For freelancers, client relationships are everything. Contactually helps you keep those relationships alive. It is by far the most meaningful contact management tool that I’ve come across.
Falcon manages your contacts and prompts you to take action and tracks your progress. It also provides context like social media updates and your previous interactions with them to help you personalize your contact with them.
And even though it’s not a free tool, it’s worth every penny if you’re serious about growing your business.
- Great for: Clean up your email inbox
- Alternative: Sanebox
Email – it’s the bane of every webpreneur’s online existence. Mailstrom helps you clean up your Inbox in just a few clicks. Not only does it help you unsubscribe from unnecessary email newsletters, but it also shows you whose emails you ignore the most.
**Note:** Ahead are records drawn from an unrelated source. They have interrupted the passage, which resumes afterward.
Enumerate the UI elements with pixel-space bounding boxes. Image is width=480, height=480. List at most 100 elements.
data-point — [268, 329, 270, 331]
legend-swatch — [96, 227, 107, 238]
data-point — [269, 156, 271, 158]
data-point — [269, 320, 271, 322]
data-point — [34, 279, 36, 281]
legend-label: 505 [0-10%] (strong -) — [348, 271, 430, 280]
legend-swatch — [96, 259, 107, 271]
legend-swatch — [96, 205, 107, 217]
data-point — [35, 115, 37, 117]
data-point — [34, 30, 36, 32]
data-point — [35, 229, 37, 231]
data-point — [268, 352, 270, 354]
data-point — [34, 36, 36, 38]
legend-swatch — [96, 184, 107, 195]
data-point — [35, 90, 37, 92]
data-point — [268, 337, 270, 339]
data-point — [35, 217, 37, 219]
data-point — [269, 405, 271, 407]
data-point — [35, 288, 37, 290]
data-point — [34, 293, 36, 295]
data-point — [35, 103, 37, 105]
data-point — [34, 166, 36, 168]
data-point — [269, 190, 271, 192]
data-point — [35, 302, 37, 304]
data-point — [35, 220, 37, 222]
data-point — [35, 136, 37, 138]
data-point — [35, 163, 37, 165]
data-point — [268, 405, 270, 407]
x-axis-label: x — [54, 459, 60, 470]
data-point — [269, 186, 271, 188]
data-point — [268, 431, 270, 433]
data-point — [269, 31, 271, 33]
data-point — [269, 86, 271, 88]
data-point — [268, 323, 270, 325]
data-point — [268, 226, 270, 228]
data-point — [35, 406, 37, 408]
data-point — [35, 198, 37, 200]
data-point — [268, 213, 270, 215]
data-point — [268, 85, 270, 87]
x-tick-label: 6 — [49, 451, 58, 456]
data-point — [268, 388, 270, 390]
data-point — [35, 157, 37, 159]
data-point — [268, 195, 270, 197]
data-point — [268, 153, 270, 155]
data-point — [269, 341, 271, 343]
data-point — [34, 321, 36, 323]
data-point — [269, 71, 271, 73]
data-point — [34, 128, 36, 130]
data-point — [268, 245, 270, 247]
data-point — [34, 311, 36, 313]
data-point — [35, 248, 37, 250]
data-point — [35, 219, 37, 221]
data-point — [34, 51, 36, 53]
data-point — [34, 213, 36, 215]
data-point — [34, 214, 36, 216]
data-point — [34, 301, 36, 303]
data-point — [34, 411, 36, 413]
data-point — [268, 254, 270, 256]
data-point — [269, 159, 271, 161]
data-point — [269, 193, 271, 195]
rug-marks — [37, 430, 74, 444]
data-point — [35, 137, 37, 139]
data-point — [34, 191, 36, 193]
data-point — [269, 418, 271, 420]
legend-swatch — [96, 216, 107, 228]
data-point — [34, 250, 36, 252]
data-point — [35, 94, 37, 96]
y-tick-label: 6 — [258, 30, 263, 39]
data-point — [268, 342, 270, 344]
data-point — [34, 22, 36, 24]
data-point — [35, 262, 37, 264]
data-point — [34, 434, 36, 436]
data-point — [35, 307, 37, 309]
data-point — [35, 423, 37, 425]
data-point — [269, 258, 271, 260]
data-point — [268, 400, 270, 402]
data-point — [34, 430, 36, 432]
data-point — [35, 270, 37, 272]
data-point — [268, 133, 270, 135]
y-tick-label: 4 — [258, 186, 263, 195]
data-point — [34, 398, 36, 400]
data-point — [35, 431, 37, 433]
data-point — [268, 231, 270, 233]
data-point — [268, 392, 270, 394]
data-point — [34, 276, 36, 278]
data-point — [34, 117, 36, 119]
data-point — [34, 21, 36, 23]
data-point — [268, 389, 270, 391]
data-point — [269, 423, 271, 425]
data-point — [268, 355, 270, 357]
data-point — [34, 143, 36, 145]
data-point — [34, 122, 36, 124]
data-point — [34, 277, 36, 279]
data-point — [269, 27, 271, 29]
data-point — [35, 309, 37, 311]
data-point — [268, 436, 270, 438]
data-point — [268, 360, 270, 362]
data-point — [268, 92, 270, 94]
It also shows you what time you get your most emails, which social networks clutter your Inbox the most etc.
And this is just the tip of the iceberg. If you’re struggling with email, try it out. It’s free.
- Great for: Social media management
- Alternative: Tweetdeck
Hootsuite lets you connect every major social network under a single account. You can send status updates to more than one social network at a time and even schedule them to automatically post at a scheduled date and time.
Their free plan is great for beginners, so don’t hesitate to try it out!
- Great for: Create project proposal in minutes
- Alternative: Proposable
Sending project proposals is one of the core activities of any freelance business. Creating one can take up a lot of time though – time you aren’t paid for.
BidSketch helps you create beautiful, well-organized project proposals in half the time it usually takes you. They offer pre-built templates and landing pages, electronic signatures and personal branding.
While BidSketch isn’t a free tool, it is reasonably priced for the freelancer who sends out a lot of project proposals to clients.
- Great for: Credentials managements
- Alternative: 1Password
Using the above services means that at any given time, you’ll have 16 usernames and passwords to keep track of – at least. Dashlane is a password manager, autofill and e-wallet all rolled into one.
What makes them so unique is that they don’t store your master password. You’re the only one who has the password to their account.
Of course, it also means that if you lose your Dashlane password, there’s no way they can recover it for you. Eek!
Related: 15 Best Password Managers
No matter how good the tools you use are, they won’t do you much good unless you utilize them properly. Take the time to research the tools you use before you pay for them or start using them. Take advantage of the free trial most tools offer to find out if the tool will be a good fit.
And once you start using them, stick to them and create a system that’ll help you save time and impress clients at the same time.
Which tools have helped you propel your freelance business to success?